Die Handelskette Netto hat den Verkauf von Eiern in ihren nord- und ostdeutschen Filialen eingeschränkt. Aktuell dürfen Kunden nur zwei Packungen pro Einkauf erwerben, wie ein Unternehmenssprecher bestätigte.
Diese Maßnahme ist eine Reaktion auf die angespannte Situation auf dem Eiermarkt, die durch Tierkrankheiten in regionalen Beständen von Legehennen verschärft wird. Eine Unternehmenssprecherin erläuterte, dass diese Entwicklungen die Verfügbarkeit von Eiern stark beeinflussen, was auch einige regional bezogene Produkte betrifft.
Um die Warenverfügbarkeit zu verbessern, arbeitet Netto intensiv mit seinen Lieferanten zusammen.
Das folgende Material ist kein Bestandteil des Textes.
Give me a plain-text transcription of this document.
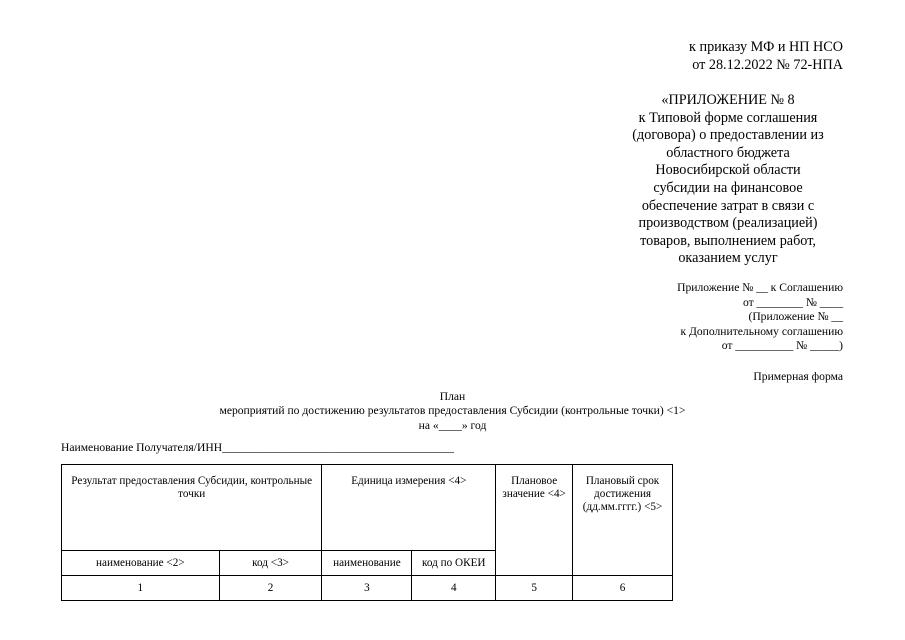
к приказу МФ и НП НСО
от 28.12.2022 № 72-НПА
«ПРИЛОЖЕНИЕ № 8
к Типовой форме соглашения
(договора) о предоставлении из
областного бюджета
Новосибирской области
субсидии на финансовое
обеспечение затрат в связи с
производством (реализацией)
товаров, выполнением работ,
оказанием услуг
Приложение № __ к Соглашению
от ________ № ____
(Приложение № __
к Дополнительному соглашению
от __________ № _____)
Примерная форма
План
мероприятий по достижению результатов предоставления Субсидии (контрольные точки) <1>
на «____» год
Наименование Получателя/ИНН________________________________________
Результат предоставления Субсидии, контрольные точки		Единица измерения <4>		Плановое значение <4>	Плановый срок достижения (дд.мм.гггг.) <5>
наименование <2>	код <3>	наименование	код по ОКЕИ		
1	2	3	4	5	6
Man erwartet, dass sich die Lage in der kommenden Woche stabilisieren könnte, nachdem bereits über diese Entwicklungen in der Presse berichtet wurde.
Marktsituation und Reaktionen anderer Händler
Seit mehreren Monaten ist die Situation auf dem Eiermarkt angespannt. Engpässe sind das Resultat einer gestiegenen Nachfrage und eines eingeschränkten Angebots aufgrund von Tierseuchen. Trotz dieser Herausforderungen haben große Einzelhändler wie Aldi, Edeka, Lidl, Kaufland und Rewe noch keine Beschränkungen für den Eierkauf eingeführt.
Gemäß Marktanalystin Margit Beck von Marktinfo Eier und Geflügel gibt es aktuell keinen nationalen Eiernotstand. Die festgestellten Engpässe sind vorwiegend regional bedingt und resultieren aus Ausfällen, die durch die Newcastle Disease verursacht wurden.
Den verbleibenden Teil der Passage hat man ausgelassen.